• Les saints et les saintes

    Originellement : la sainteté est un attribut divin.

    Aucune société ne vit sans héros, réel ou mythique.

    Ces héros servent de modèle.

    L'Antiquité célèbre les martyres.

    Le Moyen Âge hérite des modèles antiques mais propose aussi d'autres modèles.

    Chaque baptisé (e) est appelé à devenir saint (e).

     

     

    I. Des hommes  vertueux et des femmes vertueuses.

      

    • Des hommes et des femmes qui pratiquent les vertus.

     

    -Le chrétien médiéval est rarement un lettré.

    Il pratique la morale enseignée par les clercs et applique les commandements bibliques.

     

    -Les théologiens seuls réfléchissent à une théorie des vertus.

    Ils puisent dans :

      -la Bible : évangiles et épîtres de Paul de Tarse.

      -les écrits des stoïciens : Cicéron et Sénèque.

      -l'Ethique d'Aristote à partir du XIIIe s.

    Thomas d'Aquin propose une éthique fondée sur l'articulation des vertus théologales et philosophiques.

      

    • Des hommes et des femmes qui prennent le Christ en exemple.

     

    XIIe s : Le chrétien découvre l'exemplarisme christique.

     

    • Des hommes et des femmes reconnus comme tels.

     

    -Le saint est reconnu comme un intercesseur de son vivant.

    Sa reconnaissance est populaire.

    Ex : Guinefort le saint lévrier de Villars-les-Dombes.

    Sa légende est rapportée par le dominicain Etienne de Bourbon vers 1250.

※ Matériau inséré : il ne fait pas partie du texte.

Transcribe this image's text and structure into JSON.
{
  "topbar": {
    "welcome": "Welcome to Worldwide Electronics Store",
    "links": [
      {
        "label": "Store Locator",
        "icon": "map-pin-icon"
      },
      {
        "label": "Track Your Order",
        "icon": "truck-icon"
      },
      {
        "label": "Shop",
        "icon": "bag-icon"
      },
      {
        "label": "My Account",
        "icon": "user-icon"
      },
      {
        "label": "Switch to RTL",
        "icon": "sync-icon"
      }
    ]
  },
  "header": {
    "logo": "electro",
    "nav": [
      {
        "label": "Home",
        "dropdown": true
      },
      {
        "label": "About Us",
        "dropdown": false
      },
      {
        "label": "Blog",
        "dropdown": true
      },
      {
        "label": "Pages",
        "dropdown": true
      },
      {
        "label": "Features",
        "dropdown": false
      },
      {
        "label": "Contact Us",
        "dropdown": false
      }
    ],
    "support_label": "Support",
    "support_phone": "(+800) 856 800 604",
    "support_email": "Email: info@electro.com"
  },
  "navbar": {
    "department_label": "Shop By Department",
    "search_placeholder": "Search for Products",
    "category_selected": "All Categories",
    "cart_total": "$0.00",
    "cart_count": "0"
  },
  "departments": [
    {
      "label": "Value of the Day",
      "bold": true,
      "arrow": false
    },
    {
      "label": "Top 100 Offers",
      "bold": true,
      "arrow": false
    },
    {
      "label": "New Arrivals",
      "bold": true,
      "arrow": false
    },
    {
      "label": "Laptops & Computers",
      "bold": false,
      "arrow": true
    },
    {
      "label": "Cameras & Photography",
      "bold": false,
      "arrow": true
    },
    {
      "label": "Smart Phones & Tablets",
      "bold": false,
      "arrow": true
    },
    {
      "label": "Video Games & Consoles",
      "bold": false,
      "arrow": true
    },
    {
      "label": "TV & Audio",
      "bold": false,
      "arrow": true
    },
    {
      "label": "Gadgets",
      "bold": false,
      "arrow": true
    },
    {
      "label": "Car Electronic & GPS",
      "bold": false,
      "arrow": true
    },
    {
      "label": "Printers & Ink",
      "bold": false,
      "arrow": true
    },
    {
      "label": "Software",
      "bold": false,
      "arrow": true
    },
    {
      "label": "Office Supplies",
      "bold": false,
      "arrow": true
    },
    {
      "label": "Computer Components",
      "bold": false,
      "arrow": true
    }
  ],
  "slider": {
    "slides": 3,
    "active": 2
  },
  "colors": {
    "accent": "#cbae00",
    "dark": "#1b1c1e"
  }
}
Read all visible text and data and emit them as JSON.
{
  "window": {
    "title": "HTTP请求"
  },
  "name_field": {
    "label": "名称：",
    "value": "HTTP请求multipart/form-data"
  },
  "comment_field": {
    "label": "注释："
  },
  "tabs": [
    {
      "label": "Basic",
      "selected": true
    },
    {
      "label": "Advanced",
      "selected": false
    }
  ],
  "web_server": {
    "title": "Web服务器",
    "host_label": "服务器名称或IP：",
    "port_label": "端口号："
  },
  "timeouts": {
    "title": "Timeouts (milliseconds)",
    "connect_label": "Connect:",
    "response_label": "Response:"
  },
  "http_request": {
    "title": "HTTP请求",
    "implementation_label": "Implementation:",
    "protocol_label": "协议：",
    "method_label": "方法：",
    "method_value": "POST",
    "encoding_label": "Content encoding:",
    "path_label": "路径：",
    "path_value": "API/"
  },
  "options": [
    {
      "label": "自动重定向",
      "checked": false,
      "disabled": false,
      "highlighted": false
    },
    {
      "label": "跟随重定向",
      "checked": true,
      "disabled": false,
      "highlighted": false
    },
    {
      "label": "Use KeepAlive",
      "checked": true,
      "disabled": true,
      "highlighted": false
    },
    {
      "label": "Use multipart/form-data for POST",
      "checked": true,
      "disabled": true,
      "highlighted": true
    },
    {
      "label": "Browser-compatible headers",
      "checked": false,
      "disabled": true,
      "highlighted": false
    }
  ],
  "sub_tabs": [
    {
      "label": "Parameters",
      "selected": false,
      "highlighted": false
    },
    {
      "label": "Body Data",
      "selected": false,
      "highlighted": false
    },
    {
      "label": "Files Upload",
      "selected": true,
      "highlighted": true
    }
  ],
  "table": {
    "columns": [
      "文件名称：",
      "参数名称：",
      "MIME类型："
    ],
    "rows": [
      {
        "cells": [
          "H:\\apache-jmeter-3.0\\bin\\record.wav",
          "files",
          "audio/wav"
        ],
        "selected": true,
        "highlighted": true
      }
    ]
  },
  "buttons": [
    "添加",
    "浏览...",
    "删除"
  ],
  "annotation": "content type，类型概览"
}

    Les croyants prêtent à Guinefort le pouvoir posthume de soigner les enfants.

     

    -L'Eglise institutionnelle se méfie de la sanctification populaire.

     

    -993 : La papauté reconnait son premier saint : l'évêque Ulrich d'Augsbourg. 

    XIIe s : La papauté impose son contrôle des cultes.

    1185 : La papauté ouvre son premier procès en canonisation : celui de Galgano Guidotti (+1181).

    =chevalier libertin, converti après une apparition de saint Michel et devenu ermite dans la campagne siennoise.

     

    • Des hommes et des femmes qui correspondent aux attentes de leur époque.

     

    -Les premiers modèles sont liés à l'exercice du pouvoir.

     

    -Les modèles les plus fréquents concernent les clercs :

      -les évêques,

      -les moines,

      -les religieux mendiants.

    Les modèles de sainteté sont d'abord séculiers puis réguliers.

     

    -Les modèles de sainteté laïque apparaissent tardivement : XIIe s.    

     

     

    II. Les modèles séculiers.  

     

    • Le modèle royal. 

     

    -Le modèle royal est une invention du MA.

    Les souverains reconnus comme saints sont Mérovingiens.

    Le modèle est marqué par la sacralité de la fonction qui synthétise :

      -des attributs chamaniques,

      -et la sacralité biblique conférée par l'onction.

    Mais les souverains qui sont reconnus saints ont tous quitté le pouvoir de manière volontaire ou violente :

    Le souverain est celui qui convertit et conforte l’Église.

     

    Ex : Le roi Dagobert (roi de 629 à 639) s’entoure de conseillers ecclésiastiques dont :

     -Éloi, futur évêque de Noyon,

     -et Ouen, futur évêque de Rouen.

    Il se montre généreux envers l’Église.

    Il fait notamment de nombreuses dotations foncières et de nombreuses exemptions fiscales à la basilique de Saint-Denis.

     

    Ex : La reine Bathilde,

    Naît vers 630.

    Épouse Clovis II de Neustrie en 648.

    Régente de 657 à 665.

    Elle :

      -fait de nombreuses donations aux monastères : Jouarre, Jumièges…,

      -interdit la vente des chrétiens comme esclaves…

     

    -Xe-XIe s : Le modèle évolue avec l'évolution du pouvoir et de l'organisation de la société.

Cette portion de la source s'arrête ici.